MAKI juga berharap agar Gubernur Jawa Timur dan Kementerian Dalam Negeri memberi perhatian khusus terhadap persoalan ini, sebagai bagian dari pengawasan dan pembenahan sistem birokrasi daerah.
> “Kami berharap langkah ini menjadi momentum bagi pemerintah daerah untuk memperkuat kembali prinsip good governance dalam pengelolaan ASN, dengan menegakkan transparansi, integritas, dan akuntabilitas,” tutup Heru.
Analisis dan Implikasi
Pengangkatan pejabat publik dengan latar belakang sanksi etik dapat berdampak pada menurunnya kepercayaan publik terhadap birokrasi daerah. Dalam konteks reformasi birokrasi nasional yang dicanangkan pemerintah, keputusan seperti ini berpotensi melemahkan semangat profesionalisme ASN serta merusak sistem meritokrasi yang menjadi landasan pembinaan aparatur negara.

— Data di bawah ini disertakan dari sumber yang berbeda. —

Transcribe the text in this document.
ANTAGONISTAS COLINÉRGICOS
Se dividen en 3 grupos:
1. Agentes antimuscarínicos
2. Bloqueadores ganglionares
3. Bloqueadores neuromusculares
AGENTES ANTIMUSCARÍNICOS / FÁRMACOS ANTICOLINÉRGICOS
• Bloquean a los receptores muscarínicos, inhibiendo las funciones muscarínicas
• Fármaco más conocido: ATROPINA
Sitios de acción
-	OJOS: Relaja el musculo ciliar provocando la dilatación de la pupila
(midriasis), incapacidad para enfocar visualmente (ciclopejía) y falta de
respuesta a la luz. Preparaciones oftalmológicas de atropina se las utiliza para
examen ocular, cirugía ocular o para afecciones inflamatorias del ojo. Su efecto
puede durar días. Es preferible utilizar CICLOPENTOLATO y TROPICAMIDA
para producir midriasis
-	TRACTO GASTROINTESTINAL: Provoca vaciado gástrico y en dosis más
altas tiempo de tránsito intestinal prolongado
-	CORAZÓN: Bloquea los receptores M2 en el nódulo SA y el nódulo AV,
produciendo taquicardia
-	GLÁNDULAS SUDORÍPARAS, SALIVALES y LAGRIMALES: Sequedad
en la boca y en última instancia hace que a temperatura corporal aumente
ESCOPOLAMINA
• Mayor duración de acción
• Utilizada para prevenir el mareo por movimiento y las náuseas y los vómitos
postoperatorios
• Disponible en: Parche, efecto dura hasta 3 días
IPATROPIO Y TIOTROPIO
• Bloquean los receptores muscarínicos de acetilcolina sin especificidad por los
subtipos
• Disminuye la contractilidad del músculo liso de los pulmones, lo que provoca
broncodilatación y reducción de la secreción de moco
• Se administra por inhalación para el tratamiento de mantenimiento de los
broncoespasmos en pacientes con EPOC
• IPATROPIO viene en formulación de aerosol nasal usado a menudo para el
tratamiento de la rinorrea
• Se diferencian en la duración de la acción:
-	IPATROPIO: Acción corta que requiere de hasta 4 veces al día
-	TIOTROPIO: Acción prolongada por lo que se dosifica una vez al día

Kasus yang disoroti MAKI Jatim ini menjadi uji integritas kelembagaan bagi Baperjakat dan BKD Jatim dalam menjalankan fungsi pembinaan karier ASN. Penanganan dan tindak lanjut kasus ini akan menjadi tolok ukur sejauh mana Pemprov Jawa Timur berkomitmen terhadap prinsip transparansi, keadilan, dan tata kelola pemerintahan yang bersih.pungkas”Heru (Red)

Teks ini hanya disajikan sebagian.